Idaho investigates possible sixth case of Creutzfeldt-Jakob disease

Associated Press

TWIN FALLS, Idaho – The Idaho Department of Health and Welfare says authorities are investigating a possible sixth case of Creutzfeldt-Jakob disease after five elderly southern Idaho women died of the brain-wasting illness this year.

The latest suspected case is of a man over the age of 60 in Elmore County, approximately 20 miles southeast of Boise. The county is adjacent to Twin Falls County, where four women have died from the disease, the most recent two weeks ago. The fifth death related to the disease was in Minidoka County, which is just east of Twin Falls County.

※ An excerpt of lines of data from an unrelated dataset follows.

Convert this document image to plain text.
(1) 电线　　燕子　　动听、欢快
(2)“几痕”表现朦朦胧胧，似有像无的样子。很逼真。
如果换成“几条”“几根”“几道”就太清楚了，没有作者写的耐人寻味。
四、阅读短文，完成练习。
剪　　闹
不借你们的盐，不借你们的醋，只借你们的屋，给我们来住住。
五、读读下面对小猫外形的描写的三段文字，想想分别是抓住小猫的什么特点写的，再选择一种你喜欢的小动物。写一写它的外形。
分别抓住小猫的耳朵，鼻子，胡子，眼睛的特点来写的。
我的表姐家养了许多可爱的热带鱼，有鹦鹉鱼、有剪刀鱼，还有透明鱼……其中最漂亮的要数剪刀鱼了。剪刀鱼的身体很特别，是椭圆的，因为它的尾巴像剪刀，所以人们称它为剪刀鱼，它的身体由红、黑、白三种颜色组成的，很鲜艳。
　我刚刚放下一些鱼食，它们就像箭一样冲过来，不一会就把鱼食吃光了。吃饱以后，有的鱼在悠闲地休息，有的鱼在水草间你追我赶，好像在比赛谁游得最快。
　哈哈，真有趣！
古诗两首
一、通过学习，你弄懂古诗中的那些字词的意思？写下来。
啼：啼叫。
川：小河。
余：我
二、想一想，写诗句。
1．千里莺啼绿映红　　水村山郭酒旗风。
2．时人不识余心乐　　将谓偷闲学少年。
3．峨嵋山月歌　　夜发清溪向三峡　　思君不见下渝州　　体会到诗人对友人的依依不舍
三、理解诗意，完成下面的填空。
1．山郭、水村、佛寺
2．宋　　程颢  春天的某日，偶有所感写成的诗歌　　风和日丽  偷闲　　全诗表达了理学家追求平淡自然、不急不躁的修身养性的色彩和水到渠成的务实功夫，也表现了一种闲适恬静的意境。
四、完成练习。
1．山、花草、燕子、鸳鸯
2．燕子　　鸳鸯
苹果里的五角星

Creutzfeldt-Jakob disease is an incurable illness that kills brain cells due to a malformed protein known as a prion. State officials are working with federal experts to determine if the Idaho victims had the sporadic, naturally occurring form of CJD and not the variant form of CJD that people can contract when they eat meat from a cow infected with bovine spongiform encephalopathy — commonly known as mad cow disease.

The five female victims were between 60 and 83 years old. Autopsies were performed on three of them. The other two victims died before their disease was reported by a physician and autopsies were not performed. This is the first year that physicians are required to report CJD cases in Idaho.

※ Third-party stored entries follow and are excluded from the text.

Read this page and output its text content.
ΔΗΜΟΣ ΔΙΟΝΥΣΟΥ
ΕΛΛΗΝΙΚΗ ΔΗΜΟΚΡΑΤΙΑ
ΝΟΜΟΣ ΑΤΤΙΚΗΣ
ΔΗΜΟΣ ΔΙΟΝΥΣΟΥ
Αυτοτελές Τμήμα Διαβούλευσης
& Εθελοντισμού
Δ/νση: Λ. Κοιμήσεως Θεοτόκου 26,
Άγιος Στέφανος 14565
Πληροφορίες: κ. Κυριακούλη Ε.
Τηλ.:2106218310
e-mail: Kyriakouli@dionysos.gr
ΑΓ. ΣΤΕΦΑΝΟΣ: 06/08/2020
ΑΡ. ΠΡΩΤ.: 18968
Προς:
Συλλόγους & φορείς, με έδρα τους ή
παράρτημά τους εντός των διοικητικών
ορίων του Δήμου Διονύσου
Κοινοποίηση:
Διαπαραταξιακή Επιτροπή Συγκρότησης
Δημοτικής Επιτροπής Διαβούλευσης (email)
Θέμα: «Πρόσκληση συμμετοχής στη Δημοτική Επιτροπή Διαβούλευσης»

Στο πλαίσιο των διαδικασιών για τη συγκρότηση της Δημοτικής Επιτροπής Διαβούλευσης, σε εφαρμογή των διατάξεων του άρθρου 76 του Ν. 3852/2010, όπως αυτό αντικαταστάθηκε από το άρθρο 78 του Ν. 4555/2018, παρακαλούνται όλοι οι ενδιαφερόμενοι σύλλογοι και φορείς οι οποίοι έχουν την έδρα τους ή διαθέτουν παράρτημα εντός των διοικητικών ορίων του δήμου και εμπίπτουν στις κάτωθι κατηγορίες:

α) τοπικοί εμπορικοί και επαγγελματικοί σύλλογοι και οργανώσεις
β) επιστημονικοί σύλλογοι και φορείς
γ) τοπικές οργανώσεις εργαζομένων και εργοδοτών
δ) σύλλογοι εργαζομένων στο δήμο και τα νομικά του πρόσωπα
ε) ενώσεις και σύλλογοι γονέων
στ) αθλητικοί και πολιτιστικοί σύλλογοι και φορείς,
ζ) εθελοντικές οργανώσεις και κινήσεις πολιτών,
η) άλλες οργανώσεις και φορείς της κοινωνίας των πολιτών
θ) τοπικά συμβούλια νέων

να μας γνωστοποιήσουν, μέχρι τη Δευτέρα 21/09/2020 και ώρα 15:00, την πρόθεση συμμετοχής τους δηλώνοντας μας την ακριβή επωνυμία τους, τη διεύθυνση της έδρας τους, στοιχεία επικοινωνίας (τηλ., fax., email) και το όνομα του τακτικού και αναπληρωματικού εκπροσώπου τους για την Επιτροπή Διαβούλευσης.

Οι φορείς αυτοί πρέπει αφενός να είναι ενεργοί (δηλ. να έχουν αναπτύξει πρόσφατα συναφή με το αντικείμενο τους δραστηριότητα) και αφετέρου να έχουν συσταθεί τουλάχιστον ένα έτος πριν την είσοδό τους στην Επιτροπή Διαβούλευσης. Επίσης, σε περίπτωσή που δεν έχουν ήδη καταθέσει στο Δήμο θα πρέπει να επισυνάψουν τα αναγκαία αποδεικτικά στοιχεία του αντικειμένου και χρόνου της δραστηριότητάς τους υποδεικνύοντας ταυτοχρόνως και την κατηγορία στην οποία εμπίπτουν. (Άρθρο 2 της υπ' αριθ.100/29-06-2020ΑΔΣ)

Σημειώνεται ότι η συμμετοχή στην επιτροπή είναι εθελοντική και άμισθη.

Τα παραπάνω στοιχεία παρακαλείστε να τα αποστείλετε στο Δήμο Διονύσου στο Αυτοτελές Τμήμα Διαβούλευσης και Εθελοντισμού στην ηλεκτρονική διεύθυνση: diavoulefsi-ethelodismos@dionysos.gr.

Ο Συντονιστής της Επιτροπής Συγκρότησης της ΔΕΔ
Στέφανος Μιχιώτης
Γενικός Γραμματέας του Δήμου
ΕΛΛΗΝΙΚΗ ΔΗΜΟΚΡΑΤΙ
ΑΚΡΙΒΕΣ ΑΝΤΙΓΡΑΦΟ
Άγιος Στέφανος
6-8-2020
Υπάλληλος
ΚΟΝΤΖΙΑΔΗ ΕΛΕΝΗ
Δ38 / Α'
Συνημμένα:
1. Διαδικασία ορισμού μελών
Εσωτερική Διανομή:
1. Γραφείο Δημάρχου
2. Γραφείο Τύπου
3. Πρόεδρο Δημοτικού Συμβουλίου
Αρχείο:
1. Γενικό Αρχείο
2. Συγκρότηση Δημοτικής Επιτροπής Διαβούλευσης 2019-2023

The unidentified Elmore County man suspected of having the disease is undergoing treatment and state officials say they will ask for an autopsy if he dies.

Brain tissue samples from the three previous autopsies were sent to the National Prion Disease Pathology Surveillance Center at Case Western University in Cleveland. State officials say preliminary results on one of the women showed she did die of a prion disease but they won’t know until later this month what form of the disease she had.

“Initially, it looks like sporadic, but we won’t know for sure for another week or so,” Tom Shanahan of the Idaho Department of Health and Welfare told the Times-News newspaper. “There’s always a possibility of a variant.”

Normally, the naturally occurring variant of the disease infects just one person per 1 million worldwide annually. Idaho averages three cases a year.

In cooperation with the national Centers for Disease Control and Prevention, state epidemiologist Dr. Christine Hahn is leading an investigation of medical records of the victims and conducting interviews and surveys with victims’ families to find any potential link between the cases.

“At this point, we haven’t found anything that would give us clues,” said Cheryle Becker, an epidemiologist with the South Central District Health office in Twin Falls who is part of the investigative team. We’re waiting to get the final interview and then we’ll be comparing all the information we have.”